Periodically, devastating outbreaks of infectious disease occur, affecting many people in a region at the same time. Such outbreaks are called epidemics. Those of widespread proportions, such as the current AIDS epidemic, are often referred to as pandemics.
People have always been fearful of epidemics and their effects. In China in the 13th century bc, the ruler of Anyang asked his diviners, "Will this year have pestilence and will it be deaths?" In Egypt around 2000 bc, a writer compared fear of the Pharaoh with fear of epidemics. The Old Testament of the Bible refers to several epidemics, including one that affected the Philistines, purportedly as punishment for seizing the Ark of the Covenant. The British Isles were hit by at least 49 epidemics between ad 526 and 1087.
Epidemics can reshape societies, affect the course of military events, and change the balance of power among different groups of people. An epidemic in Athens in 430 bc created chaos in the city and contributed to defeat in its war with Sparta. Among the best known of all epidemics was the Black Death, an epidemic of bubonic plague that broke out in Europe in ad 1347. By 1351 an estimated 25 to 50 percent of the people in Europe had died from the disease. The Black Death depopulated once-flourishing cities, left villages vacant, and caused a decline in cultivated land.
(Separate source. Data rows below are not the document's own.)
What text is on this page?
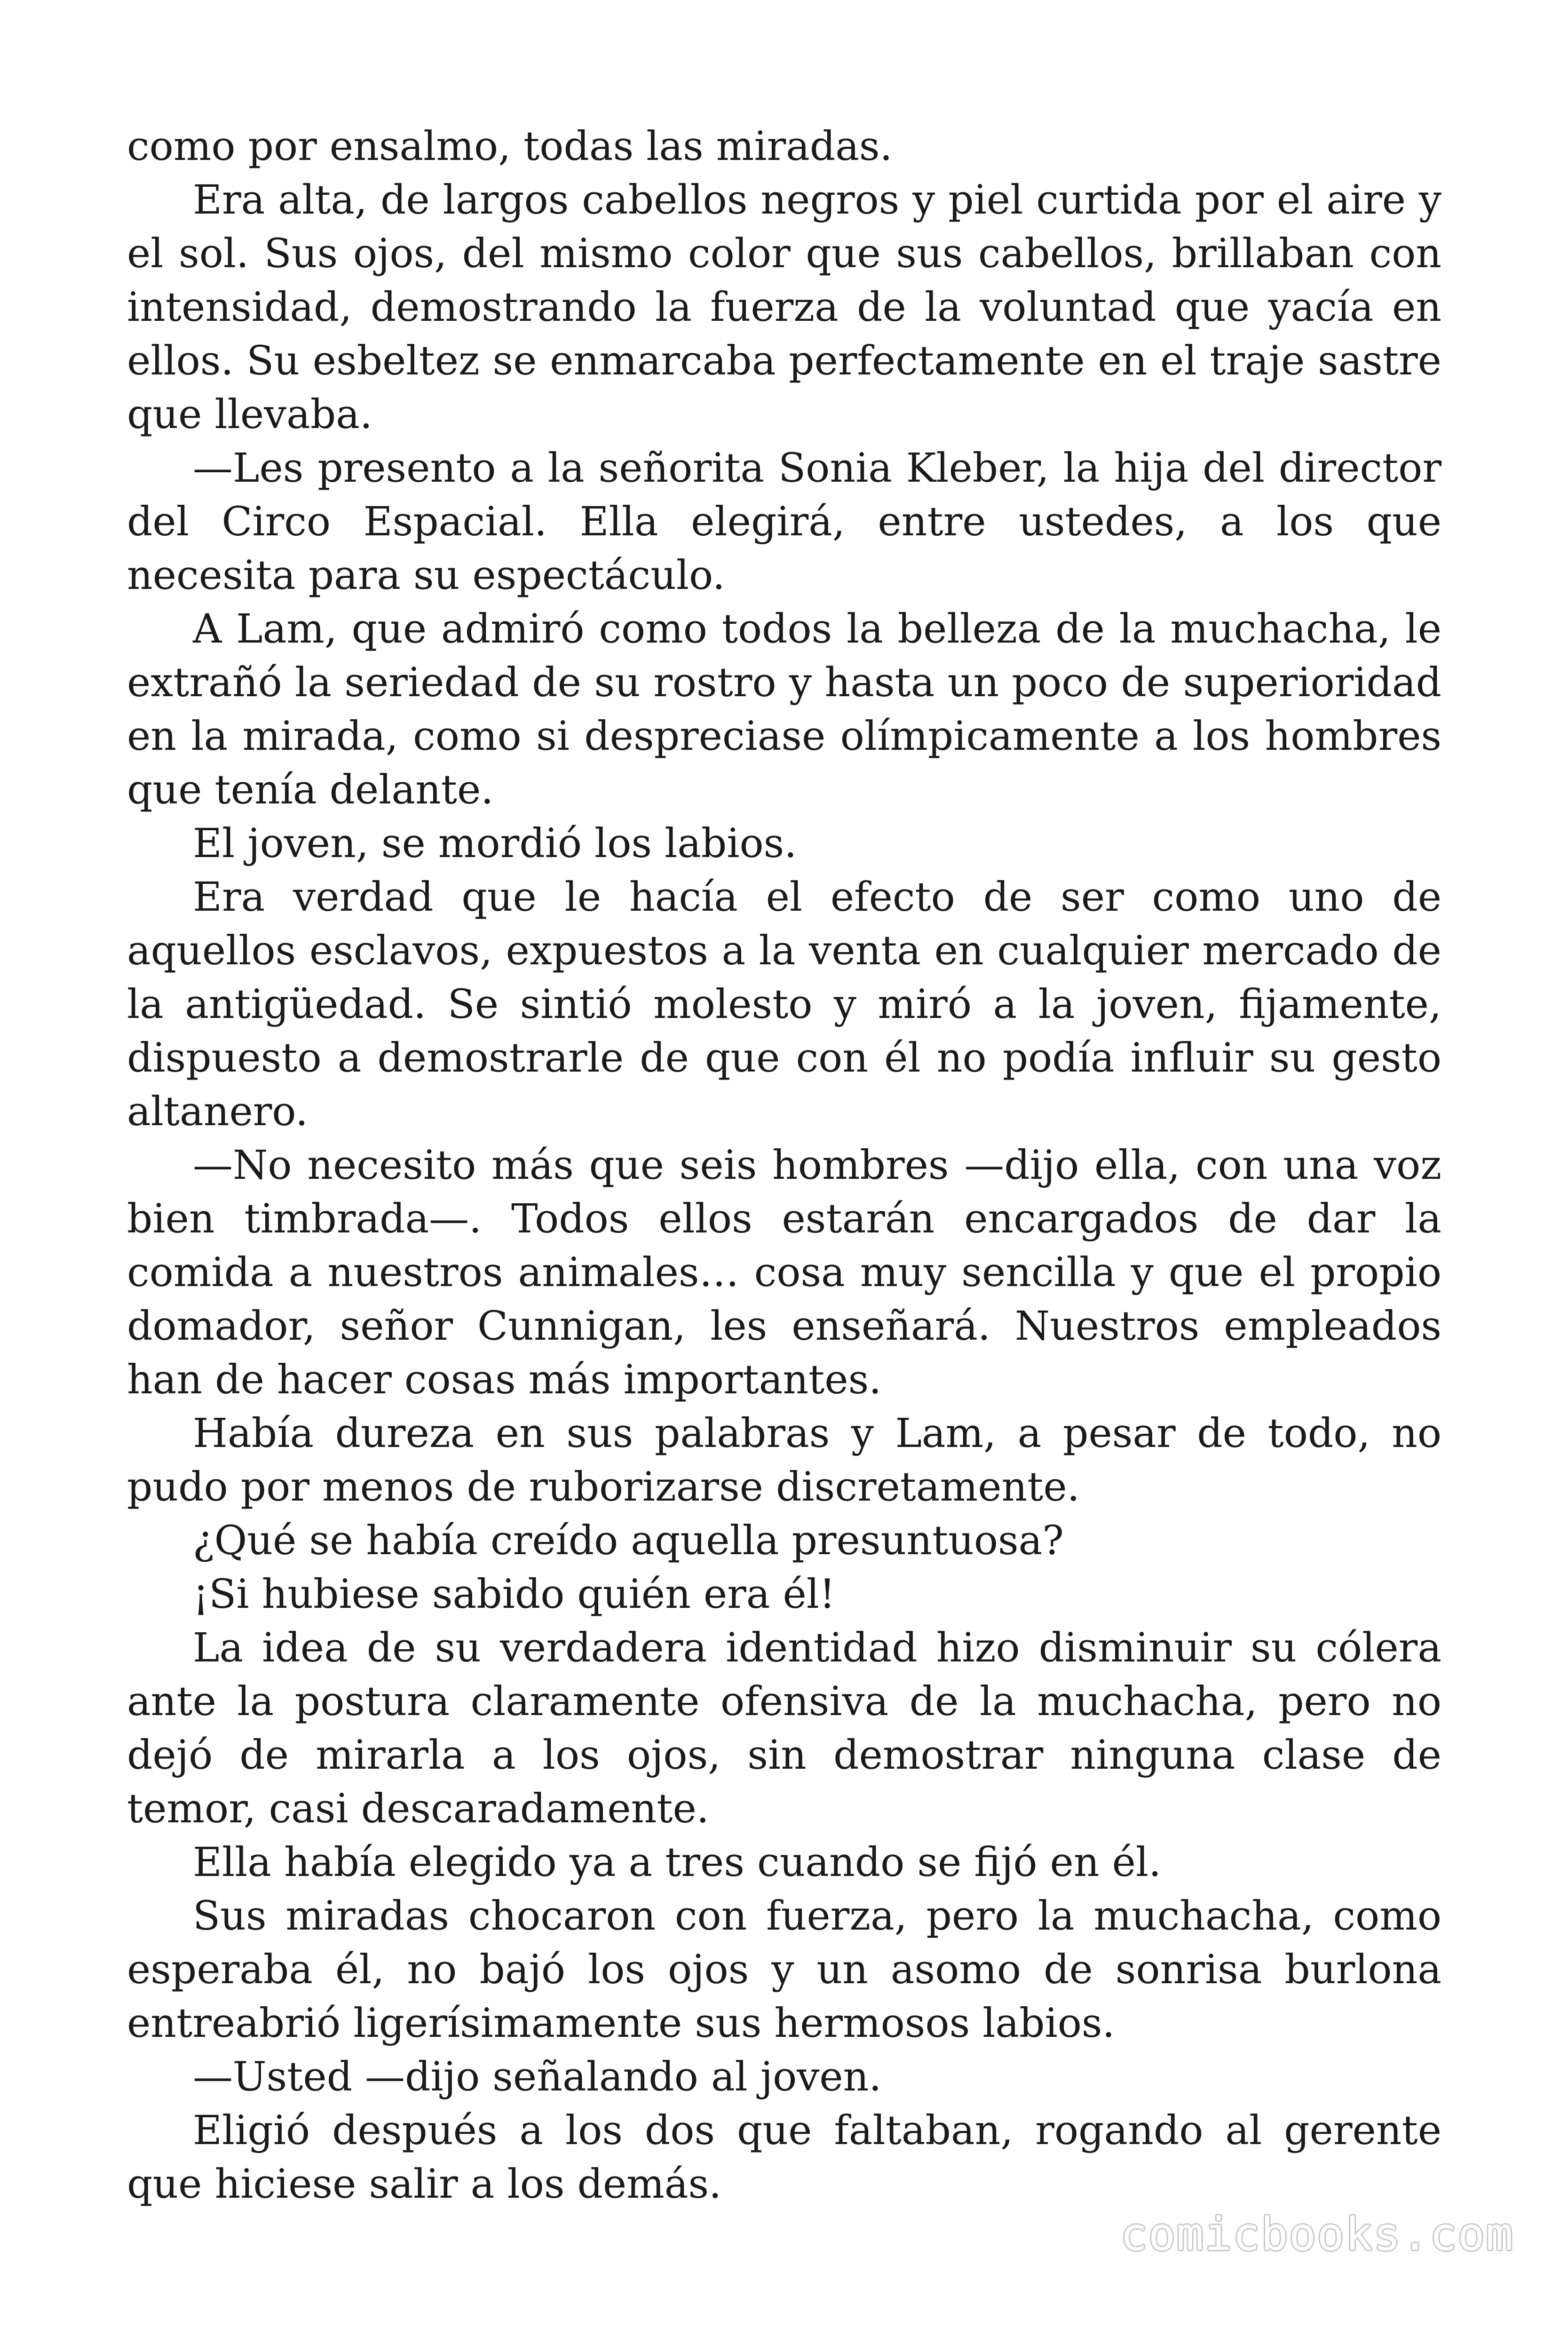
como por ensalmo, todas las miradas.

Era alta, de largos cabellos negros y piel curtida por el aire y el sol. Sus ojos, del mismo color que sus cabellos, brillaban con intensidad, demostrando la fuerza de la voluntad que yacía en ellos. Su esbeltez se enmarcaba perfectamente en el traje sastre que llevaba.

—Les presento a la señorita Sonia Kleber, la hija del director del Circo Espacial. Ella elegirá, entre ustedes, a los que necesita para su espectáculo.

A Lam, que admiró como todos la belleza de la muchacha, le extrañó la seriedad de su rostro y hasta un poco de superioridad en la mirada, como si despreciase olímpicamente a los hombres que tenía delante.

El joven, se mordió los labios.

Era verdad que le hacía el efecto de ser como uno de aquellos esclavos, expuestos a la venta en cualquier mercado de la antigüedad. Se sintió molesto y miró a la joven, fijamente, dispuesto a demostrarle de que con él no podía influir su gesto altanero.

—No necesito más que seis hombres —dijo ella, con una voz bien timbrada—. Todos ellos estarán encargados de dar la comida a nuestros animales… cosa muy sencilla y que el propio domador, señor Cunnigan, les enseñará. Nuestros empleados han de hacer cosas más importantes.

Había dureza en sus palabras y Lam, a pesar de todo, no pudo por menos de ruborizarse discretamente.

¿Qué se había creído aquella presuntuosa?

¡Si hubiese sabido quién era él!

La idea de su verdadera identidad hizo disminuir su cólera ante la postura claramente ofensiva de la muchacha, pero no dejó de mirarla a los ojos, sin demostrar ninguna clase de temor, casi descaradamente.

Ella había elegido ya a tres cuando se fijó en él.

Sus miradas chocaron con fuerza, pero la muchacha, como esperaba él, no bajó los ojos y un asomo de sonrisa burlona entreabrió ligerísimamente sus hermosos labios.

—Usted —dijo señalando al joven.

Eligió después a los dos que faltaban, rogando al gerente que hiciese salir a los demás.

comicbooks.com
When Europeans began to explore the Americas in the 15th century, they carried along pathogens unknown in the new lands. Smallpox and measles raced through native populations with devastating results. For example, by 1568, only 50 years after Hernán Cortés first reached Mexico, the population of central Mexico had fallen from about 17 million to about 3 million. It is doubtful that Cortés could have conquered the Aztecs as easily as he did had this disaster not befallen the Aztecs.